Christie v York (1939), [1940] S.C.R. 139 is a famous decision of the Supreme Court of Canada where the Court allowed private establishments to discriminate on the basis of free enterprise.

==Background==
Fred Christie was a black chauffeur in Montreal. On July 11, 1936, Christie and several friends went to watch a boxing match at the Forum. Afterwards they went to a local tavern where the bartender refused to serve Christie on account of the bar's policy against blacks. Christie complained and called the police in protest but to little effect.

Christie brought an action against the bar for $200.

At trial, Christie was awarded costs and an additional $25. The judge found that section 33 of the Quebec License Act, which stated that "No licensee for a restaurant may refuse without reasonable cause, to give food to travelers", was violated by the bar's policy. On appeal, the Court of King's Bench found in favor of the bar on account that section 33 did not apply, rather, "a merchant or trader is free to carry on his business in the manner he conceives to be best for that business".

==Opinion of the Court==

In a 4 to 1 decision, the Court found that section 33 of the Quebec Licence Act did not apply and the bar was able to refuse service to whomever it chose.
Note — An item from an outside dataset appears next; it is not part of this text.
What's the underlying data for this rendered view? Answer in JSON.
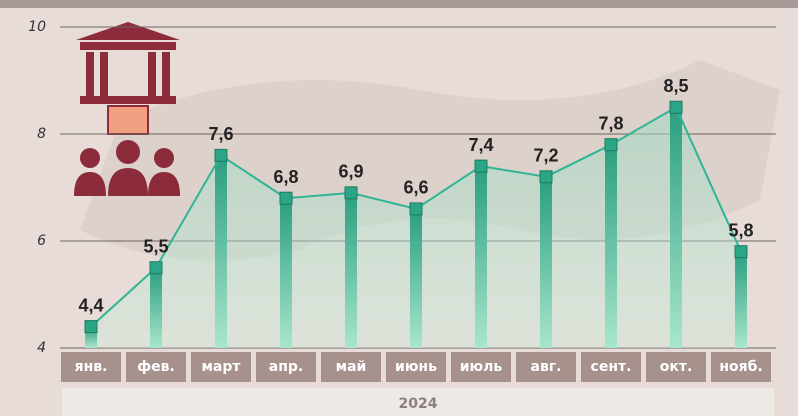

The Court noted that as a general rule a merchant can do business with whomever they may choose and has complete freedom of business. Reading the Act strictly, Christie was not a "traveller" and was not "seeking food". Moreover, the Court found no public policy reason to read the Act broadly. Thus, the Court could not do anything about the bar's practice.

Justice Davis, alone in dissent, held that the spirit of section 33 is to prevent arbitrary discrimination such as the current situation and should be interpreted as such.

== Legacy ==
After the decision, Christie was thought to have moved to Vermont in disgust. In actuality, he and his family moved first to the Montreal neighbourhood of Park Extension, then southwards to Saranac Lake, N.Y. His descendants still live in Upstate New York.